- Three lawsuits to declare four chimpanzees "legal persons" rejected by courts
- The Nonhuman Rights Project says Tommy, Kiko, Hercules and Leo deserve "bodily liberty"
- Tommy's owner says the chimp is not held in a prison, calls lawsuit "ridiculous"
- Rights group says it will appeal, file suits for other "self-aware" animals
Three New York courts have rejected one group's legal effort to grant captive chimpanzees in that state the same rights as a "legal person."
The Nonhuman Rights Project filed three separate suits on behalf of four chimpanzees in New York state last week in a bid to secure for Tommy, Kiko, Hercules and Leo -- all male chimps held in various parts of the state -- the "right to bodily liberty."

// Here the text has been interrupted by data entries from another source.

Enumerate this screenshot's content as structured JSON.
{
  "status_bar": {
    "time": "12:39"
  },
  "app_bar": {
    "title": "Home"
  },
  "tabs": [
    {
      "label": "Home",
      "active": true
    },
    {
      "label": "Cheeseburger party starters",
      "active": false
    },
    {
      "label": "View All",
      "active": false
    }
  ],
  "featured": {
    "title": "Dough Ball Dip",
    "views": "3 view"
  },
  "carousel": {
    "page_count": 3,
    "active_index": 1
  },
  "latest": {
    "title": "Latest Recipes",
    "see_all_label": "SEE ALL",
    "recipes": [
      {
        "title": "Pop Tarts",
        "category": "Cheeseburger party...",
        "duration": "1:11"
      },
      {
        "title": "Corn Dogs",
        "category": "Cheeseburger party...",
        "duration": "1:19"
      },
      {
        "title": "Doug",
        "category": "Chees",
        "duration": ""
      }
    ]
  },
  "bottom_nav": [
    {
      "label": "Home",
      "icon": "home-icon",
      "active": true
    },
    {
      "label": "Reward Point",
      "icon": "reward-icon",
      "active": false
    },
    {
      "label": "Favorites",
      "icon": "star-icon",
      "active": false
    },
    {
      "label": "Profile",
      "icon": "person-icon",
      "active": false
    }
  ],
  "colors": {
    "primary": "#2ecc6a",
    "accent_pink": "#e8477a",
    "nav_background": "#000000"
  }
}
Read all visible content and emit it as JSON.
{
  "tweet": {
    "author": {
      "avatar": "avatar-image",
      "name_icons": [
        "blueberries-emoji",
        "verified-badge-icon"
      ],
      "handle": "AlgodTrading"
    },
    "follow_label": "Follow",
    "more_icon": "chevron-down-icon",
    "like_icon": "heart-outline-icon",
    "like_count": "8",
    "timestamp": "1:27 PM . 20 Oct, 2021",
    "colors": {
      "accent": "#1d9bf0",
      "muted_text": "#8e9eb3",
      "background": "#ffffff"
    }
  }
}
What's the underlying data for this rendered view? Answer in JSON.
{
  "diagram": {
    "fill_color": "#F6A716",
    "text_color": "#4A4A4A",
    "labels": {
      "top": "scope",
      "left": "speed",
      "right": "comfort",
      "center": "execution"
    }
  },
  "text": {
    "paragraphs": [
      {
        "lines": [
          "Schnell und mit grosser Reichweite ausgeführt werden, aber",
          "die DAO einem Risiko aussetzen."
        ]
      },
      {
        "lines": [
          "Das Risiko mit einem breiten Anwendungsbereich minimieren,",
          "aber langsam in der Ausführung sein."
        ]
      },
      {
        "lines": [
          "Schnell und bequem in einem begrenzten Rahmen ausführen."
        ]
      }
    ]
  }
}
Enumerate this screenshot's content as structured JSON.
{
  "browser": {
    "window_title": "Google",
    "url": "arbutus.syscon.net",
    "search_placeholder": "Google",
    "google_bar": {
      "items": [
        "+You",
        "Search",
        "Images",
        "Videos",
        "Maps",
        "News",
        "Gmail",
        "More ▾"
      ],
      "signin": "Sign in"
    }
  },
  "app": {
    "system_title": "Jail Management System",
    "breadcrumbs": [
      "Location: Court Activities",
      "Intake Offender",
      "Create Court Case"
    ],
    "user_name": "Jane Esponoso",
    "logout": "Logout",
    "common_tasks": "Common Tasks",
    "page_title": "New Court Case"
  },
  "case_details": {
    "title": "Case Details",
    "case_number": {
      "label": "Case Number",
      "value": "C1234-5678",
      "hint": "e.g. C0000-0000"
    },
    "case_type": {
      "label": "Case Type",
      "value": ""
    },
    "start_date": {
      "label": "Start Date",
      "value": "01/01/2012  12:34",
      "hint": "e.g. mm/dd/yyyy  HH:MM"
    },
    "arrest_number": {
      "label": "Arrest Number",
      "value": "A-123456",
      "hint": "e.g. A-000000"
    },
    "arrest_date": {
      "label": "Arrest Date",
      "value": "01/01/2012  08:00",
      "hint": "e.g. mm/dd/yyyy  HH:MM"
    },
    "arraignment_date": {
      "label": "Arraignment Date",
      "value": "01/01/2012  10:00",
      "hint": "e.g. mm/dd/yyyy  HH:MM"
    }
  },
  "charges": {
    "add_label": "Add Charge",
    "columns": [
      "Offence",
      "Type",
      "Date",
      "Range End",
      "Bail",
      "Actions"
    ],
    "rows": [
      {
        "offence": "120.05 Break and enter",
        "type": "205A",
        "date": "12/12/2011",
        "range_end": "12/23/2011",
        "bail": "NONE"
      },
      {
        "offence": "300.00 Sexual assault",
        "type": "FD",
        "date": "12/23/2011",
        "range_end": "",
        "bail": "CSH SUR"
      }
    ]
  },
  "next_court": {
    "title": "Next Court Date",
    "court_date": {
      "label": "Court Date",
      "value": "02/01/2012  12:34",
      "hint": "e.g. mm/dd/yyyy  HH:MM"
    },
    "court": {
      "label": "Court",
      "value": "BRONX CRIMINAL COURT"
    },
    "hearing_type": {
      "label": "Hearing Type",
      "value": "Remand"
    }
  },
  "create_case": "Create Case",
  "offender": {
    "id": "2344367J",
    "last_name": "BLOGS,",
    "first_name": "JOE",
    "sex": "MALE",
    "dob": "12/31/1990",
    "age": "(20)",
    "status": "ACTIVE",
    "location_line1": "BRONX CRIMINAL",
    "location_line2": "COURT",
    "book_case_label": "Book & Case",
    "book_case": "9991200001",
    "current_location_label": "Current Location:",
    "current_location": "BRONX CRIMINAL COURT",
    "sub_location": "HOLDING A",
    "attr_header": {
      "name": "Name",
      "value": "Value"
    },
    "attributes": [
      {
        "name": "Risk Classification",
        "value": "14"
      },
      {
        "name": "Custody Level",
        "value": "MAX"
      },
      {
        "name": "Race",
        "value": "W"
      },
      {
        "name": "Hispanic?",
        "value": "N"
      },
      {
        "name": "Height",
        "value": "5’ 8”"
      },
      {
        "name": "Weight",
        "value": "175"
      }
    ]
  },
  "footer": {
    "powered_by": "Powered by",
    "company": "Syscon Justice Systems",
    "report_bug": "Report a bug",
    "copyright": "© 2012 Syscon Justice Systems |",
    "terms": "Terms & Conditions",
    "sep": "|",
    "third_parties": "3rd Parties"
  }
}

The lawsuits asked that the four chimpanzees be moved to a sanctuary "where they can live out their days with others of their kind in an environment as close to the wild as is possible in North America," the group said.
The group says it will appeal the courts' decisions.
"These outcomes allow the NhRP to proceed to the appellate courts," NhRP spokeswoman Stacey Doss told CNN.
NhRP founder and President Steven Wise said before the suits were filed that he would "be asking judges to recognize, for the first time, that these cognitively complex, autonomous beings have the basic legal right to not be imprisoned."
Tommy's owner, Pat Levery, dismissed the notion that he confines the 26-year-old chimp to a prison. Tommy lives in a cage on a trailer lot in Gloversville, New York.
"Totally ridiculous" he said of the lawsuit, which he has not read.
"I'd be happy to show you Tommy's home, to show you how well he is cared for," Levery said.
When reached by CNN Monday, he did not know the suit had been rejected.
He said that he was relieved and that he had assumed the lawsuit would not proceed.
The owners of Kiko, Hercules and Leo could not be reached Monday night.
The group said it plans to file more lawsuits across the country on behalf of captive animals "who are scientifically proven to be self-aware and autonomous," such as elephants, dolphins and whales.